Se seria ainda um médico especialista em Urologia, que aqui aportou vindo da Espanha fumando cachimbo, não sei tragar, ficando mais de vinte anos operando solitário, sem a anuência ou ajuda de um colega de farda, e não aprendeu a trabalhar em equipe, equívoco cruel, o qual só mais tarde vim a compreender o quanto fui errado, ou se o urologista, ainda praticante, cedeu espaço ao escritor, ou ao atleta corredor, ou ao pensador, ao poliglota viajante, ao amante da minha mulher, ao apaixonado pela família, sobremodo pelo primeiro neto que vim a conhecer quase seis meses antes, a um memorialista confesso, apaixonado pelo passado, a Rua Costa Pereira me olha com olhos nostálgicos, bem perto de onde exerço minha dupla militância, ou outra identidade mais, que de momento me olvido.
Bem sei que estou a procura de algum remédio que me faça deitar, encostar-me ao travesseiro, me desligue de tudo, por inteiro, consiga dormir pelo menos seis horas, e não consigo, pois, como afirmei, num texto recente, tenho receio, quase pavor, das noites escuras, mal dormidas, sobremodo no calor de verão, do qual somos reféns no tempo de agora.
Sei que estou a procura do menino que morava dentro de mim. Onde andará aquele rapazinho lourinho, que quase perdeu a fimose, quando peladinho dava de comer às galinhas, num quintal mostrado numa fotografia em preto e branco, quando ainda morava em Boa Esperança?

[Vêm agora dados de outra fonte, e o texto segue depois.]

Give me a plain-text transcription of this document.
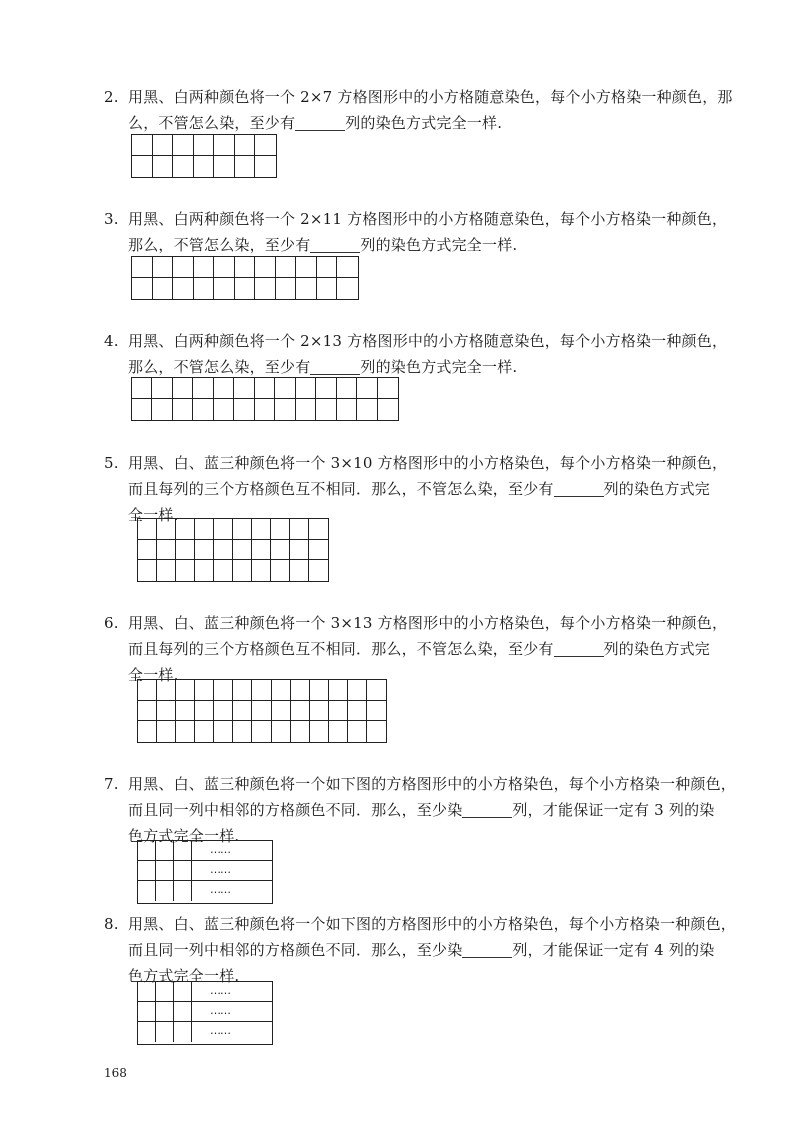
2. 用黑、白两种颜色将一个 2×7 方格图形中的小方格随意染色，每个小方格染一种颜色，那
么，不管怎么染，至少有	列的染色方式完全一样.
3. 用黑、白两种颜色将一个 2×11 方格图形中的小方格随意染色，每个小方格染一种颜色，
那么，不管怎么染，至少有	列的染色方式完全一样.
4. 用黑、白两种颜色将一个 2×13 方格图形中的小方格随意染色，每个小方格染一种颜色，
那么，不管怎么染，至少有	列的染色方式完全一样.
5. 用黑、白、蓝三种颜色将一个 3×10 方格图形中的小方格染色，每个小方格染一种颜色，
而且每列的三个方格颜色互不相同．那么，不管怎么染，至少有	列的染色方式完
全一样.
6. 用黑、白、蓝三种颜色将一个 3×13 方格图形中的小方格染色，每个小方格染一种颜色，
而且每列的三个方格颜色互不相同．那么，不管怎么染，至少有	列的染色方式完
全一样.
7. 用黑、白、蓝三种颜色将一个如下图的方格图形中的小方格染色，每个小方格染一种颜色，
而且同一列中相邻的方格颜色不同．那么，至少染	列，才能保证一定有 3 列的染
色方式完全一样.
……
……
……
8. 用黑、白、蓝三种颜色将一个如下图的方格图形中的小方格染色，每个小方格染一种颜色，
而且同一列中相邻的方格颜色不同．那么，至少染	列，才能保证一定有 4 列的染
色方式完全一样.
……
……
……
168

Será que aquele menino morreu? Não acredito.
Estou também na busca de um paradeiro para a minha insanidade. Sei que é quase impossível separar o joio do trigo. Ou, dizendo melhor, qual seria o limite entre a loucura e sanidade? Confesso, embora desdenhe da psiquiatria, nem sequer imagino. Se escrever tanto assim, se desdenhar da velhice, fazendo de conta que ela não existe, se me imiscuir dentro de tantas línguas, hoje são seis, fora o português, pelo qual me arrasto, é sinal de louquice, que me tranquem dentro de um hospício.
Estou ainda em busca de onde mora a tal felicidade. Sei que ela não habita dentro de um palácio, muito menos em castelos cercados por um fosso profundo, cheio de piranhas e crocodilos famintos. E qual seria a cor da felicidade? Por certo, penso, lucubro, ela deve ser tinta de uma cor bem clarinha, ou branca, ou amarelo canário, ou da azulice do céu de brigadeiro como hoje, de manhã, se pinta. Talvez ela se esconda, ou se mostre, na singeleza do singelo, numa casinha tosca, pintada de amarelo.
A minha procura continua. Em busca de mim mesmo. Tenho receio de que não me encontre nas minhas viagens ao estrangeiro. Pois, em verdade, sou mais um brasileiro, feliz, por viver aqui, embora ciente de tantos e tantos e tantos problemas que nos afligem tanto. E sem solução aparente.
A procura de minha verdadeira e real identidade tem me martirizado um cadinho.
Gostaria, não sei quando conseguirei, amainar o meu desassossego. Nesse dia feliz, nesta minha bipolaridade manifesta, em meus altos e baixios, prefiro a fase up, quando sou feliz, e não consigo deixar a minha felicidade contida apenas dentro de mim. Quando estou em down, fico ensimesmado, quieto, evito as conversas indigestas, e quem as aprecia?
Nestas nuanças todas dos meus repentes de insanidade explícita, deixo aqui uma explicação, se não convincente, que pelo menos saibam que não se trata de invencionice do idoso que teimo em não ser, do jovem entre os quais me sinto a vontade, entre os meninos artiosos que deixam crescer galos na testa, depois de uma queda do patinete, ou da bicicletinha de rodinha recém retirada.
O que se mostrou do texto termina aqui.